Warum läuft der Kühler-Lüfter dauerhaft auf Vollgas oder gar nicht?

Das Steuergerät leitet die Drehzahl des Kondensatorlüfters direkt aus dem Drucksensor-Signal ab: Mit steigendem Hochdruck wird die Lüfterdrehzahl angehoben. Driftet das Signal nach oben, fordert das System dauerhaft hohe Lüfterleistung an, driftet es nach unten, bleibt der Lüfter trotz Kühlbedarf zu langsam. Eine auffällige Lüfter-Ansteuerung kann deshalb auf einen falschen Drucksensor-Wert zurückgehen.

Was ist der Unterschied zwischen einem Druckschalter und einem Drucksensor?

Ältere Systeme nutzten echte Druckschalter mit festen Schaltschwellen: einen Niederdruckschalter, der bei zu geringem Druck den Kompressor sperrt, und einen Hochdruckschalter, der bei Überdruck abschaltet. Moderne Mercedes-Modelle arbeiten stattdessen mit einem analogen Drucksensor, der über den gesamten Bereich ein kontinuierliches, druckproportionales Spannungssignal liefert. Genau diesen Wert lesen wir über XENTRY als Live-Datum aus.

Was passiert, wenn der Sensor korrekt arbeitet, aber der reale Druck zu niedrig ist?

Dann liegt der Fehler im Kältemittel-Haushalt und nicht im Sensor. In diesem Fall führt der Weg zur Dichtheits- und Lecksuche, bevor neu befüllt wird, denn eine undichte Stelle würde sonst weiter Kältemittel verlieren. Erst wenn die Leckage gefunden und behoben ist, wird das System wieder korrekt befüllt.

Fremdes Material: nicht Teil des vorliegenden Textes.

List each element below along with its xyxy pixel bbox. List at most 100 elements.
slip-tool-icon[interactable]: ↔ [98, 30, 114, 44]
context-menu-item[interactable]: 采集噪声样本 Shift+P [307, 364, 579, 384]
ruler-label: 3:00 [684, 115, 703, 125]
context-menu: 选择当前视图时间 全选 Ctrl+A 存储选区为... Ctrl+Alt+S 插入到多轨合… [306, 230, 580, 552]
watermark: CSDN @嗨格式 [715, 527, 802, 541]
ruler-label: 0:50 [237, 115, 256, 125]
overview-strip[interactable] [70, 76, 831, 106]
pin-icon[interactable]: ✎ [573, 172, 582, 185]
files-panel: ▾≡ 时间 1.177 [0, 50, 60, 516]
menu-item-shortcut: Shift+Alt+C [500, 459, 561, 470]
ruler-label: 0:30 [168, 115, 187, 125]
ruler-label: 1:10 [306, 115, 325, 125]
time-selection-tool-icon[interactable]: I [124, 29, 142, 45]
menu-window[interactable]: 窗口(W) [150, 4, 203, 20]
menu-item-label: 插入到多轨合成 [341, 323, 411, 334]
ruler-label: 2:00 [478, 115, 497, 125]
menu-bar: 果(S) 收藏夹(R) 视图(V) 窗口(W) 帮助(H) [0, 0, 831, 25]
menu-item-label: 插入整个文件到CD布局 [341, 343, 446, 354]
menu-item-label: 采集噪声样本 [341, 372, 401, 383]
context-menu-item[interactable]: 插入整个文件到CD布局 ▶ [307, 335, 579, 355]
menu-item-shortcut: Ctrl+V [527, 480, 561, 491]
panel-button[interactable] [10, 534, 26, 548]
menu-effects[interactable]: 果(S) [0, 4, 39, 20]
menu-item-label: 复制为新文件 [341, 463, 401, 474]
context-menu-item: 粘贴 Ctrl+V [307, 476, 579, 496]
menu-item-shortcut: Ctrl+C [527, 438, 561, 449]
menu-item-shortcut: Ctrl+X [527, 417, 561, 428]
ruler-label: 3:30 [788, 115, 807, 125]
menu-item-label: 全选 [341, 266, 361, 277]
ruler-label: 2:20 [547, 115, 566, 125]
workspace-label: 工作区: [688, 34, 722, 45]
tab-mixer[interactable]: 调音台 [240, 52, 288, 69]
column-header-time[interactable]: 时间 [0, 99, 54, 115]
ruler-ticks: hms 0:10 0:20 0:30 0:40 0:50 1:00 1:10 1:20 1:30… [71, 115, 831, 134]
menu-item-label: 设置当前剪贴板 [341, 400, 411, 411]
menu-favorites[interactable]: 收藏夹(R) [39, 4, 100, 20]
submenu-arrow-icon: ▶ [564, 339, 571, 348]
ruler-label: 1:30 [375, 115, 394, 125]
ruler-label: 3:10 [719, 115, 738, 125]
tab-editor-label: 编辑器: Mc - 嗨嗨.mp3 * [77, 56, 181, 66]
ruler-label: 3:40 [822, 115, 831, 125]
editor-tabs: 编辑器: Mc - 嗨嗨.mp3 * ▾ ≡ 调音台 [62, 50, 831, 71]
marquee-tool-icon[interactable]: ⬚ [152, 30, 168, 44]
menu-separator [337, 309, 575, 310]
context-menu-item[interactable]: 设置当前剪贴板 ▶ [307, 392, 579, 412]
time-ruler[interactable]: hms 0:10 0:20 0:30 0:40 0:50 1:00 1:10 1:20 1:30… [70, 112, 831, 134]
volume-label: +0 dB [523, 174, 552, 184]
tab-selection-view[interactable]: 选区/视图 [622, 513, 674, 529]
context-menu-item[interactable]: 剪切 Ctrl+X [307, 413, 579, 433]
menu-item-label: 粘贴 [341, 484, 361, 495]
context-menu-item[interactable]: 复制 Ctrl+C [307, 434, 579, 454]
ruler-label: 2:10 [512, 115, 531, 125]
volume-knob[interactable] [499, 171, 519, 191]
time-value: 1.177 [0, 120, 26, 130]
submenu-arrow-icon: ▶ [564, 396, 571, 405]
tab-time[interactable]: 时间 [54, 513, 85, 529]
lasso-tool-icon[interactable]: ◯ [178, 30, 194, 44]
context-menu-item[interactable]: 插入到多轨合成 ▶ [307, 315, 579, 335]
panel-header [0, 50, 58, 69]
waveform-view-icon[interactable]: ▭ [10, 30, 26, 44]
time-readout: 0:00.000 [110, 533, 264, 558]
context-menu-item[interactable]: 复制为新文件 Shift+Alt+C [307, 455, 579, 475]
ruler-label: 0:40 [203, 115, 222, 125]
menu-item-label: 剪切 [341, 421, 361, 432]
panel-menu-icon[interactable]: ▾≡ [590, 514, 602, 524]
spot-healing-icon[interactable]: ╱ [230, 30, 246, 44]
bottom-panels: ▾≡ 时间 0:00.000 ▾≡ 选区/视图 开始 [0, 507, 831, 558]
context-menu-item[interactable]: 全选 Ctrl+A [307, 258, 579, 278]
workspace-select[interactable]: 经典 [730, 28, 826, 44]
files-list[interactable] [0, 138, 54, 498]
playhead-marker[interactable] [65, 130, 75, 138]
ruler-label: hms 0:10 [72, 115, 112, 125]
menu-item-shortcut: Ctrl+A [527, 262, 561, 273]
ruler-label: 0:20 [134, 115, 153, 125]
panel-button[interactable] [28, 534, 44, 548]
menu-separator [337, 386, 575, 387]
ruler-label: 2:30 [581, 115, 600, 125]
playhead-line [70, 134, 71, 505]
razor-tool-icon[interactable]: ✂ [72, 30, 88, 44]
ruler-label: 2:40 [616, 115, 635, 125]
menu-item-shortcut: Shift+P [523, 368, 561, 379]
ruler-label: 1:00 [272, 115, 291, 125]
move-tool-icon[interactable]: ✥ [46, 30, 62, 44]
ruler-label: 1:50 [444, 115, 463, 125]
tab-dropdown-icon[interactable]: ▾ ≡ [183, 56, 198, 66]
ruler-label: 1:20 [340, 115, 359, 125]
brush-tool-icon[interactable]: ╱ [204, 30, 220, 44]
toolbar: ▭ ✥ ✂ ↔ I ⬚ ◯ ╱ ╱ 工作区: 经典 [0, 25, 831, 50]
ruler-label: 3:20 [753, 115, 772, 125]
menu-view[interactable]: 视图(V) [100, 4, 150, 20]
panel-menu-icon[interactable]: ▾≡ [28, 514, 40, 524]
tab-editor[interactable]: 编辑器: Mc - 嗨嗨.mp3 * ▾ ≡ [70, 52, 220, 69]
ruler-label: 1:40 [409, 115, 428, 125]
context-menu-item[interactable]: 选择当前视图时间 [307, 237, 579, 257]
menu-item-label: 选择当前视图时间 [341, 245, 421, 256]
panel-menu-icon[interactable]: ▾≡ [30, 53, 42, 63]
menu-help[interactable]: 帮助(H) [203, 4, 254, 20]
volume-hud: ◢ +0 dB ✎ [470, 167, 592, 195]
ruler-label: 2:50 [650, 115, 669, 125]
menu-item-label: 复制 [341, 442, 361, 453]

Warum sollte man den Drucksensor nicht auf Verdacht tauschen?

Weil genau dieselben Symptome entstehen, wenn schlicht zu wenig Kältemittel im System ist. Wer den Sensor auf Verdacht tauscht, riskiert, das eigentliche Problem, eine Leckage, zu übersehen. Wir dokumentieren deshalb den elektronischen und den realen Druckwert und besprechen das Ergebnis mit Ihnen, bevor ein Bauteil erneuert wird.